Aytmatov edebiyat dünyasına ilk önce yazdığı hikayeler ile girer. Aytmatov’un ilk eseri, 1952 yılında Pravda Gazetesi’nde yayımlanan Gazeteci Cyuda’dır. Bu hikayeyi 1957 yılında yayımlanan Yüzyüze takip eder. Yazarın Cemile adlı hikayesi 1958 yılında Novy Mir (yeni dünya) dergisinde yayımlanır. Bu eseri büyük ilgi görür. Aytmatov şöhreti, bu eserinin Fransız şair Louis Aragon tarafından Fransızca’ya tercüme edilmesi ve Avrupa’da yayımlanması ile yakalar. Aragon bu hikayeye yazdığı önsözde Cemile hikayesi için “dünyanın en güzel aşk hikayesi” ifadesini kullanır.

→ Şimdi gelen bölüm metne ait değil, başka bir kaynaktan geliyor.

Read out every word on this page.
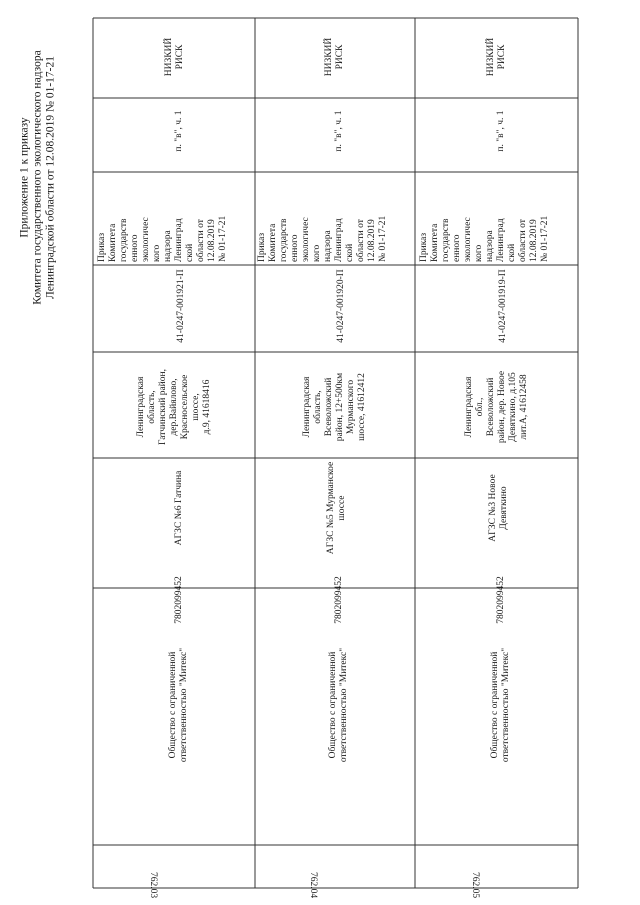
Приложение 1 к приказу Комитета государственного экологического надзора Ленинградской области от 12.08.2019 № 01-17-21
762.03
Общество с ограниченной
ответственностью "Митекс"
7802099452
АГЗС №6 Гатчина
Ленинградская
область,
Гатчинский район,
дер.Вайялово,
Красносельское
шоссе,
д.9, 41618416
41-0247-001921-П
Приказ
Комитета
государств
енного
экологичес
кого
надзора
Ленинград
ской
области от
12.08.2019
№ 01-17-21
п. "в", ч. 1
НИЗКИЙ
РИСК
762.04
Общество с ограниченной
ответственностью "Митекс"
7802099452
АГЗС №5 Мурманское
шоссе
Ленинградская
область,
Всеволожский
район, 12+500км
Мурманского
шоссе, 41612412
41-0247-001920-П
Приказ
Комитета
государств
енного
экологичес
кого
надзора
Ленинград
ской
области от
12.08.2019
№ 01-17-21
п. "в", ч. 1
НИЗКИЙ
РИСК
762.05
Общество с ограниченной
ответственностью "Митекс"
7802099452
АГЗС №3 Новое
Девяткино
Ленинградская
обл.,
Всеволожский
район, дер. Новое
Девяткино, д.105
лит.А, 41612458
41-0247-001919-П
Приказ
Комитета
государств
енного
экологичес
кого
надзора
Ленинград
ской
области от
12.08.2019
№ 01-17-21
п. "в", ч. 1
НИЗКИЙ
РИСК
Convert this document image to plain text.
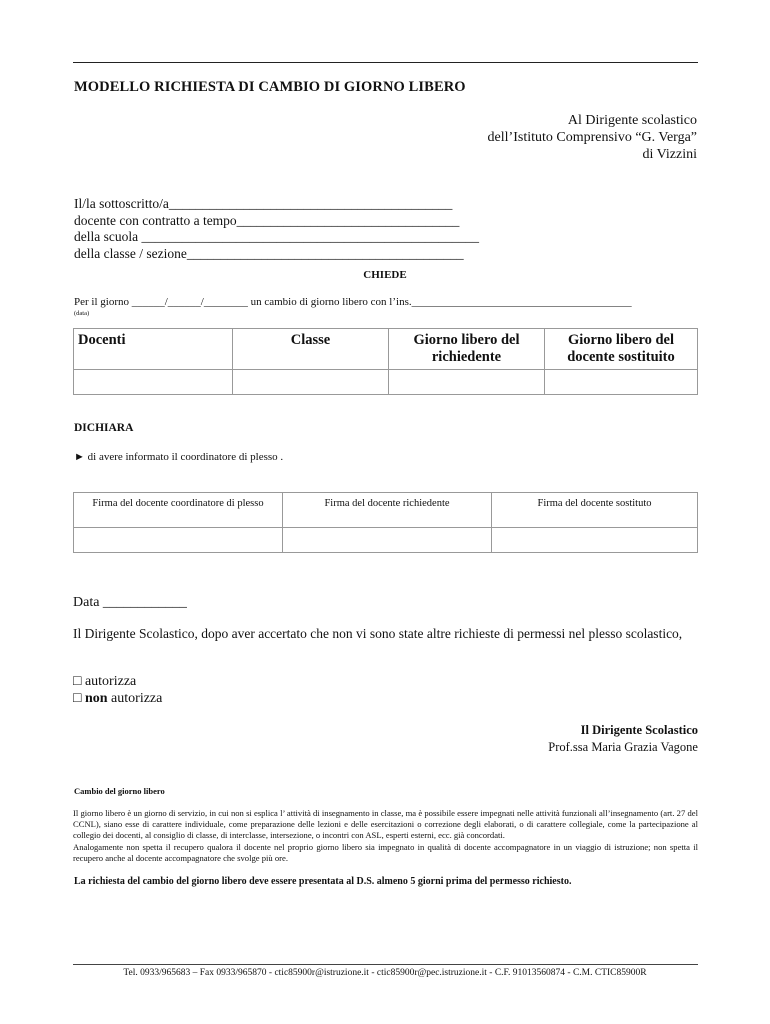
MODELLO RICHIESTA DI CAMBIO DI GIORNO LIBERO
Al Dirigente scolastico
dell’Istituto Comprensivo “G. Verga”
di Vizzini
Il/la sottoscritto/a__________________________________________
docente con contratto a tempo_________________________________
della scuola __________________________________________________
della classe / sezione_________________________________________
CHIEDE
Per il giorno ______/______/________ un cambio di giorno libero con l’ins.________________________________________
(data)
Docenti	Classe	Giorno libero del richiedente	Giorno libero del docente sostituito

DICHIARA
► di avere informato il coordinatore di plesso .
Firma del docente coordinatore di plesso	Firma del docente richiedente	Firma del docente sostituto

Data ____________
Il Dirigente Scolastico, dopo aver accertato che non vi sono state altre richieste di permessi nel plesso scolastico,
□ autorizza
□ non autorizza
Il Dirigente Scolastico
Prof.ssa Maria Grazia Vagone
Cambio del giorno libero
Il giorno libero è un giorno di servizio, in cui non si esplica l’ attività di insegnamento in classe, ma è possibile essere impegnati nelle attività funzionali all’insegnamento (art. 27 del CCNL), siano esse di carattere individuale, come preparazione delle lezioni e delle esercitazioni o correzione degli elaborati, o di carattere collegiale, come la partecipazione al collegio dei docenti, al consiglio di classe, di interclasse, intersezione, o incontri con ASL, esperti esterni, ecc. già concordati.
Analogamente non spetta il recupero qualora il docente nel proprio giorno libero sia impegnato in qualità di docente accompagnatore in un viaggio di istruzione; non spetta il recupero anche al docente accompagnatore che svolge più ore.
La richiesta del cambio del giorno libero deve essere presentata al D.S. almeno 5 giorni prima del permesso richiesto.
Tel. 0933/965683 – Fax 0933/965870 - ctic85900r@istruzione.it - ctic85900r@pec.istruzione.it - C.F. 91013560874 - C.M. CTIC85900R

Aymatov yazılarında yerel kültüre çok büyük önem ve değer verir. Kırgızların ve Türk Dünyası’nın en büyük destanlarından birisi olan Manas Destanı önemli bir ilham kaynağını teşkil eder. Yazarın yetiştiği çevredeki zengin yerel edebiyat ve kültür unsurları Gorki Enstitüsü’nde aldığı eğitimle birleşir ve eğitimi bu öğelere nasıl bir evrensel boyut katılacağını katkıda bulunur.

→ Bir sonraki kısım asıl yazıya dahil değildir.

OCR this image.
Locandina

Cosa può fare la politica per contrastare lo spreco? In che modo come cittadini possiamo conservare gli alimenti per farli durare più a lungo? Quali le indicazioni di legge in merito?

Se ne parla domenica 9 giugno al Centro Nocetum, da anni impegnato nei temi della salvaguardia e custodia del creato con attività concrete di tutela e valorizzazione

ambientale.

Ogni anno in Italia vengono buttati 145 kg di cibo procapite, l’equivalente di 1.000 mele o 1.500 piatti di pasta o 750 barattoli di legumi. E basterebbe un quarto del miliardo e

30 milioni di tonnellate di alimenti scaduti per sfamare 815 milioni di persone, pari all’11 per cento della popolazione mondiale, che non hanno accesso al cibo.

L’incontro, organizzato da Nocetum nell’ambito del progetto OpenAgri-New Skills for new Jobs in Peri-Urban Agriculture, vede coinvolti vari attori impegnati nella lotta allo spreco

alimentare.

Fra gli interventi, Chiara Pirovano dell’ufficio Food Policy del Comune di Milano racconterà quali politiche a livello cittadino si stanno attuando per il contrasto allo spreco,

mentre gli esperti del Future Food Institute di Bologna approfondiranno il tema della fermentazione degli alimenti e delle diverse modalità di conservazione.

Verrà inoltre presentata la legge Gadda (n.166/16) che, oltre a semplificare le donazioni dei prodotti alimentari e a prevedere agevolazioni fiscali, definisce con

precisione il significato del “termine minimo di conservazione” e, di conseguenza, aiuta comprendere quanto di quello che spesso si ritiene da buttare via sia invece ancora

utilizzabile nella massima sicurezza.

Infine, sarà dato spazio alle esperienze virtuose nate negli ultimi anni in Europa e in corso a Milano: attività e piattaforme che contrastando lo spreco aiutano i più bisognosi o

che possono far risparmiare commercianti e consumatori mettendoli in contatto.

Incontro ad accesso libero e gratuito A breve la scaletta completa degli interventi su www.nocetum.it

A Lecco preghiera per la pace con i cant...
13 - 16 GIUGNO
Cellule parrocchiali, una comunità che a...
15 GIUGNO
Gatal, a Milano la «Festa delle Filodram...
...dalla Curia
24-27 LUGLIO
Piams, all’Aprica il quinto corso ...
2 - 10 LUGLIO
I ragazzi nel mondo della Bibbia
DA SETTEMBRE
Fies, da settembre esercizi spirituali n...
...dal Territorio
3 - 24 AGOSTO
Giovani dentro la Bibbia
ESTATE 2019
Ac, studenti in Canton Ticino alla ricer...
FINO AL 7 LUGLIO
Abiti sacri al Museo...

Aytmatov, 1956'da Yazarlar Birliği üyesi olur. 1959 yılında Komünist Parti'ye üye kabul edilir. Kırgızistan Edebiyatı (Literaturnaya Kırgızistan) adlı yayın organında redaktörlük yapar. 1963'te Lenin Ödülü'nü alan Aytmatov 1959-67 yılları arasında Novy Mir’in editörlüğünü yapar. Aynı yıl Kırgızistan Milli Yazarı seçilir. 1960-1980 yılları arasında SSCB Yüksek Sovyetine milletvekili olarak seçilir. 1978 tarihinde Yüksek Sovyet Prezidyum’u tarafından Sosyalist İşçi Kahramanı ödülü ile ödüllendirilir. 1968’de Büyük Sovyet Edebiyat Ödülü’nü kazanır. 1980’de bu ödülü ikinci ve 1983 yılında ise üçüncü kez kazanır. SSCB’nin son devlet başkanı Mihail Gorbaçov döneminde Sovyet Parlamentosu Kültür ve Ulusal Diller Komitesi Başkanlığı ve Sovyet Yazarlar Birliği Sekreterliği görevlerinde bulunur.

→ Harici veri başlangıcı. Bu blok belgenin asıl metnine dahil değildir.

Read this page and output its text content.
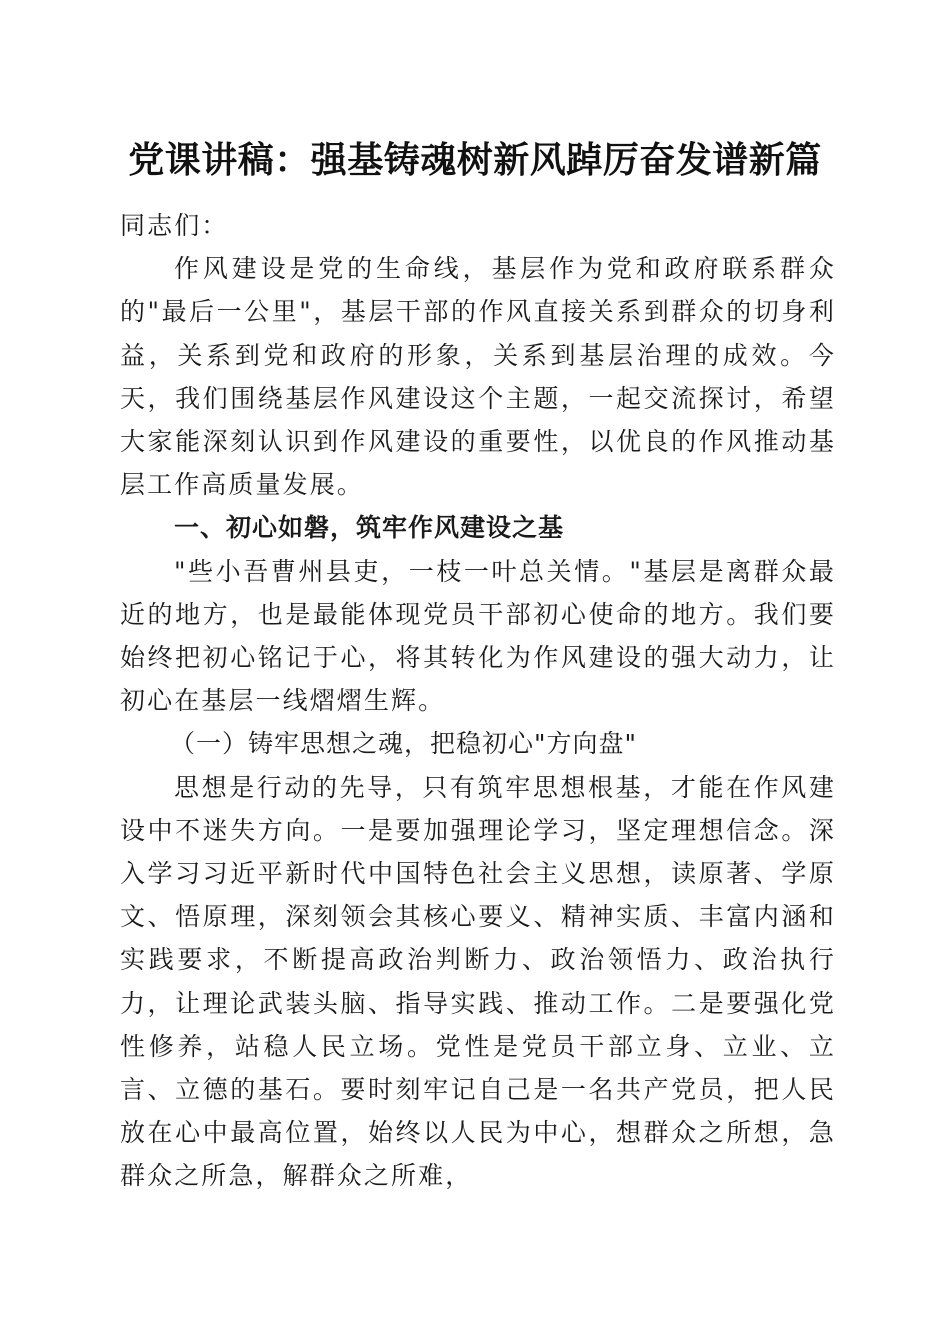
党课讲稿：强基铸魂树新风踔厉奋发谱新篇

同志们：

作风建设是党的生命线，基层作为党和政府联系群众的"最后一公里"，基层干部的作风直接关系到群众的切身利益，关系到党和政府的形象，关系到基层治理的成效。今天，我们围绕基层作风建设这个主题，一起交流探讨，希望大家能深刻认识到作风建设的重要性，以优良的作风推动基层工作高质量发展。

一、初心如磐，筑牢作风建设之基

"些小吾曹州县吏，一枝一叶总关情。"基层是离群众最近的地方，也是最能体现党员干部初心使命的地方。我们要始终把初心铭记于心，将其转化为作风建设的强大动力，让初心在基层一线熠熠生辉。

（一）铸牢思想之魂，把稳初心"方向盘"

思想是行动的先导，只有筑牢思想根基，才能在作风建设中不迷失方向。一是要加强理论学习，坚定理想信念。深入学习习近平新时代中国特色社会主义思想，读原著、学原文、悟原理，深刻领会其核心要义、精神实质、丰富内涵和实践要求，不断提高政治判断力、政治领悟力、政治执行力，让理论武装头脑、指导实践、推动工作。二是要强化党性修养，站稳人民立场。党性是党员干部立身、立业、立言、立德的基石。要时刻牢记自己是一名共产党员，把人民放在心中最高位置，始终以人民为中心，想群众之所想，急群众之所急，解群众之所难，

Kırgızistan Meclisi'nde Talas Bölgesi Milletvekilliğinin yanı sıra Kırgızistan'ın Benelux Devletleri ve Fransa Büyükelçiliğini de yapar. Ayrıca Avrupa Birliği, NATO, UNESCO delegeliği de yapar. Uluslararası Cengiz Aytmatov Vakfı Onur Başkanlığı’nı da yapan Aytmatov’un oğlu Askar Aytmatov Kırgızistan’a Dışişleri Bakanı oldu.
Cengiz Aytmatov Post-Sovyet coğrafyasının dünya edebiyatında en tanınmış simasıydı. Aytmatov’un eserleri 165’ten fazla dile çevrilmiş, eserleri 60 milyon adetten fazla baskı yapmış ve birçok romanı filme çekilmiştir.
Türk Dünyası’nın Nobeli çoktan hak etmiş bu ulu çınarı 12 Aralık’ta doğumunun 80. yıldönümünü kutlayacaktı. Kırgızistan’da bunun için büyük hazırlıklar yapılmıştı. Türkiye’den de büyük bir heyet gidecekti. TÜRKSOY Aytmatov’a hasredilmiş bir toplantı yapacak ve onu Nobel Edebiyat Ödülü’ne aday gösterecekti. Olmadı… “Elveda Issık Göl”, diyerek memleketine veda etti. "Merhaba, Beyaz Gemi, ben geldim!" diyerek sonsuzluk gemisine bindi ve hakkın rahmetine kavuştu.